Weeds and Perspective
Are you sick of weeding? How is it that weeds seem to grow as soon as your back is turned when your carefully tended plants often don't? You may have heard it said that a weed is a plant in the wrong place. I'm not sure when a dandelion is ever in the right place in the garden, but I suppose if you were a rabbit you may disagree. As with many things in life, its all a matter of perspective.
So, when I read in our paper last month of the huge benefit some 'weeds' can bring to the garden, I decided to read on. Take nettles. Horrid, pernicious stingy things I hear you cry. But no, they are an excellent addition to the compost heap (without roots). And you can make a liquid feed out of them by adding a few leaves to water and leaving them to steep for a couple of weeks. They also provide a home to over 40 insects as well as seeds for birds to eat. You can make herb tea and nettle beer out of them. Our slightly off the wall hippy son reckons you can gently steam the young tips of nettles and they taste good as a vegetable, but I admit we haven't been tempted to try that particular recipe. If you do, please let me know how you get on and remember to wear stout gloves when you pick nettles, I don't want the blame for your sore hands!

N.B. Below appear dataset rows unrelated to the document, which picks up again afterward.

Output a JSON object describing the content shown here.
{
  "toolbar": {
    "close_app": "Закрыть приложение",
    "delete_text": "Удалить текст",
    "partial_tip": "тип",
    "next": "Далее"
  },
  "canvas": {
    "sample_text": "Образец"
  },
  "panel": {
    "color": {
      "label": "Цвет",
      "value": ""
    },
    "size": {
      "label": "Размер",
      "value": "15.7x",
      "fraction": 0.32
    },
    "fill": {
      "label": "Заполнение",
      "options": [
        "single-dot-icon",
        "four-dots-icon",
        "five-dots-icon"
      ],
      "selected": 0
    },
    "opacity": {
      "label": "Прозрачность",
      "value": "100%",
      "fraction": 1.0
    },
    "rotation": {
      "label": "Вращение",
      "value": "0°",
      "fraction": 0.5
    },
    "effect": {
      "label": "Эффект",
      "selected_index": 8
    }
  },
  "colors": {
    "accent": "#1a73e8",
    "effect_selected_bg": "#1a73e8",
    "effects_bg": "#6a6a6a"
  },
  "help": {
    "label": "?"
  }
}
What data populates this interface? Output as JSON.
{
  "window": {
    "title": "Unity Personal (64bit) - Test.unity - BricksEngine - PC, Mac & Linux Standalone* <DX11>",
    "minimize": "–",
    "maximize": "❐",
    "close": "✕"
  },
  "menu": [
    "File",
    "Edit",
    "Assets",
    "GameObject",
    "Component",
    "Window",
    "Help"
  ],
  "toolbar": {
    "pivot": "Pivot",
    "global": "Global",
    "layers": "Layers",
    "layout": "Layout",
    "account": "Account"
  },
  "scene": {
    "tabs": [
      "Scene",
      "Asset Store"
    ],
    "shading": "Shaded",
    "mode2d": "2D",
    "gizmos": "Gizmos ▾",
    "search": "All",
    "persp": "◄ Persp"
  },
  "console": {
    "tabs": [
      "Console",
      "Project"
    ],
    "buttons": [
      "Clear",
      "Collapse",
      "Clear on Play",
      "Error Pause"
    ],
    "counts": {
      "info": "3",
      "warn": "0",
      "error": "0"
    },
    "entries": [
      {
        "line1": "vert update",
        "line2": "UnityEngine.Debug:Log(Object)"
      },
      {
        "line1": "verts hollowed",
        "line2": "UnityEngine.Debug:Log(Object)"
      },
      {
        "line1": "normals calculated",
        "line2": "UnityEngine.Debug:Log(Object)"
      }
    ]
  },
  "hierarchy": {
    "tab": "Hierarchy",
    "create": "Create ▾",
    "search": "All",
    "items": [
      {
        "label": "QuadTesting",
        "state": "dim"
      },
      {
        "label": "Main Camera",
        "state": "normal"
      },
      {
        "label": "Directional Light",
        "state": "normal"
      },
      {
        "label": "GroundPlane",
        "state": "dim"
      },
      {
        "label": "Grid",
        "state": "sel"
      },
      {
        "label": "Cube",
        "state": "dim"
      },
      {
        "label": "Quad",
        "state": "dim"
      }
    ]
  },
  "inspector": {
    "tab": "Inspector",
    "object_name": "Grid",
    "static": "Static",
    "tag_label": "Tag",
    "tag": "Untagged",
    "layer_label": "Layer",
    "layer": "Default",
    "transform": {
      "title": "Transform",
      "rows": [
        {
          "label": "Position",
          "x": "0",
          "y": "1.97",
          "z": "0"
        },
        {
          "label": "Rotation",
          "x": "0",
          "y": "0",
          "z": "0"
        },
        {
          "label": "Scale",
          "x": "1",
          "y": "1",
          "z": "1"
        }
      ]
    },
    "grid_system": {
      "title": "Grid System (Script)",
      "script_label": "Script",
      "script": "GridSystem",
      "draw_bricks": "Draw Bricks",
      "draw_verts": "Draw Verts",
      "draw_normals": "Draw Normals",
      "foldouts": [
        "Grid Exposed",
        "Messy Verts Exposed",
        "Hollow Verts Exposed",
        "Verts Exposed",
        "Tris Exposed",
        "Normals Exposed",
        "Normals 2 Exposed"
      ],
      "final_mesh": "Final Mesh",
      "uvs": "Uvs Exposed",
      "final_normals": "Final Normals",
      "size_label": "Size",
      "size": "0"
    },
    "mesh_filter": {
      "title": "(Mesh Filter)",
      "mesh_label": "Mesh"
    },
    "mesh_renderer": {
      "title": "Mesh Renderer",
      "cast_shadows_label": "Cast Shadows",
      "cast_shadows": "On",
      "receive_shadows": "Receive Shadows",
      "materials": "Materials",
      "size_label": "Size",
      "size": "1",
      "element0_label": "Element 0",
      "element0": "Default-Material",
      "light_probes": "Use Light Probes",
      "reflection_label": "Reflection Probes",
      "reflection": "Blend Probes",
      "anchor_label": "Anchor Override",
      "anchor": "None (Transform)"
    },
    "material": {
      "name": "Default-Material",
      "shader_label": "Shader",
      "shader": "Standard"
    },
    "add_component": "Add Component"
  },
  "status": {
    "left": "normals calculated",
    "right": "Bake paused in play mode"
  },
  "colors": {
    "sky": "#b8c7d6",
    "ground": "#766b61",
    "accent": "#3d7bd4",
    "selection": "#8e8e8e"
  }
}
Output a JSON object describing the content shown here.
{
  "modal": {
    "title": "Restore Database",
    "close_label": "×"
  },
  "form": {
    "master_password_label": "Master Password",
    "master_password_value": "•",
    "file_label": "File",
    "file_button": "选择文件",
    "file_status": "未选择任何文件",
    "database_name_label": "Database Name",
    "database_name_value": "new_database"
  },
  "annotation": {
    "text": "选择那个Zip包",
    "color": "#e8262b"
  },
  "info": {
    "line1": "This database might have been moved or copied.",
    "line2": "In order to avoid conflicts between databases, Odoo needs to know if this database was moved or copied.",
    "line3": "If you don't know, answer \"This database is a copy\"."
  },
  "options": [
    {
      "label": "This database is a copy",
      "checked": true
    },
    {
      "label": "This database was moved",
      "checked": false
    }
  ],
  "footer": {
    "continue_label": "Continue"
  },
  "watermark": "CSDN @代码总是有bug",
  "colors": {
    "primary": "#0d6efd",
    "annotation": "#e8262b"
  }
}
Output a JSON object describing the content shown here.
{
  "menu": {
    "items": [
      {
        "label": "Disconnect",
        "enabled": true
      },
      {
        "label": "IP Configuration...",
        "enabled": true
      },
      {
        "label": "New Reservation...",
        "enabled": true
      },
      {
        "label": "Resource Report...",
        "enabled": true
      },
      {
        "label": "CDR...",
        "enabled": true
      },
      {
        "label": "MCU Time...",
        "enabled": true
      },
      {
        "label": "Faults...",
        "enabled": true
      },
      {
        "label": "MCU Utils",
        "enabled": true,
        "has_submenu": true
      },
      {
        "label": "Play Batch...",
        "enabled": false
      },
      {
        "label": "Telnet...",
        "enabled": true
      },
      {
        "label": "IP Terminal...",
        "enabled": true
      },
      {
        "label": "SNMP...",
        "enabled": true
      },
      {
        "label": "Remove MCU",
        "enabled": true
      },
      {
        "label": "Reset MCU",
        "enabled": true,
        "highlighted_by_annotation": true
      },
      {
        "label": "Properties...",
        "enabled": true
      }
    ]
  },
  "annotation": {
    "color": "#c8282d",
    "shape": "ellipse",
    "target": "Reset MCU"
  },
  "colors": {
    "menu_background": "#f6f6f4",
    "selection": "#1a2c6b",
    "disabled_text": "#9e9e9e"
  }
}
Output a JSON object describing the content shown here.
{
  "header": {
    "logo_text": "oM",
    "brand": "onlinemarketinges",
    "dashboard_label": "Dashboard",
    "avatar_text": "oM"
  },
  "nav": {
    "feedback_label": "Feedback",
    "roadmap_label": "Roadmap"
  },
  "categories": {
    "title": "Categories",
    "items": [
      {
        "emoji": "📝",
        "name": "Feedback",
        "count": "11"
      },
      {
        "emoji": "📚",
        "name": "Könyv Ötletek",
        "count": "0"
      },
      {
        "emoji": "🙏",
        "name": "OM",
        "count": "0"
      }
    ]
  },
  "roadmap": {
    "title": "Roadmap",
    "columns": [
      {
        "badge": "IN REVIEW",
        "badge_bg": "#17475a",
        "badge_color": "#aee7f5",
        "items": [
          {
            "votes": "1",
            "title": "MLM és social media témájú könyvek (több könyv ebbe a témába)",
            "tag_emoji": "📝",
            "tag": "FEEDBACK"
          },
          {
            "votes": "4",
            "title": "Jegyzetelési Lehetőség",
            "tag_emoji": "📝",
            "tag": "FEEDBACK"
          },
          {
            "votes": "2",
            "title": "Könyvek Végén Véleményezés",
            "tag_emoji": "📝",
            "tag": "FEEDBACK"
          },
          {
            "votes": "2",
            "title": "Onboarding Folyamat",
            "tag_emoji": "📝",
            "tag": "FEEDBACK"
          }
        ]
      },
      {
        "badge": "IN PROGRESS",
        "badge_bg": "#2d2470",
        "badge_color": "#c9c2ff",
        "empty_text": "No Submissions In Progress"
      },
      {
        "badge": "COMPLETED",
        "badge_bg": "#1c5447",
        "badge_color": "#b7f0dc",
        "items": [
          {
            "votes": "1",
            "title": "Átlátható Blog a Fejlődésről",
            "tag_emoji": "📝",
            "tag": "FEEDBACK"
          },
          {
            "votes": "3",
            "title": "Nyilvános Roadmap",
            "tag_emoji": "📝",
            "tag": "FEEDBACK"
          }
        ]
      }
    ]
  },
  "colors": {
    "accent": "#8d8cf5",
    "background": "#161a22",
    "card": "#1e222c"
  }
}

Even the humble chickweed can be seen in a good light, attracting beneficial insects and with edible tender leaves. You can feed it to your chickens , it is full of vitamins. To get rid of it from your borders tackle it before it flowers by hoeing on a hot day. It's an annual and shallow rooted so it will shrivel and not reappear (at least that plant won't!).
Dandelions, if cut when young, can be tasty when a few are mixed with other leaves in a salad. They produce a gas which can be used to ripen fruit, so if you have green tomatoes at the end of the season, try putting them in a container with a few dandelions and see if they ripen more quickly. Weeding dandelions is tricky; they have a long tap root which needs digging out in its entirety or it will regrow even from a tiny piece of root left in the soil.
Other things can be good to eat and look pretty in salads. Day lily flowers are crunchy and tasty when young and can be gently fried in light batter. Calendulas and nasturtium flowers are good in salads. Bright blue, star-like Borage flowers can be frozen into ice cubes and added to Pimms, they look lovely too.
August is a good time to have a bit of a tidy in the garden. Keep dead heading roses, dahlias and other perennials as well as annuals to keep them flowering and give them a feed. Cut back hard violas, alchemilla mollis and hardy geraniums and in 3 or 4 weeks they will bounce back, possibly even flowering again in the Autumn.
Wandering around the garden to check out the fruit trees in mid July I noticed that all the plums were at the top of the tree, nothing at all within my reach. The squirrels will enjoy them no doubt. After all, plums in easy picking distance depends where you are standing, its all a matter of perspective!
Enjoy the rest of the summer in your garden.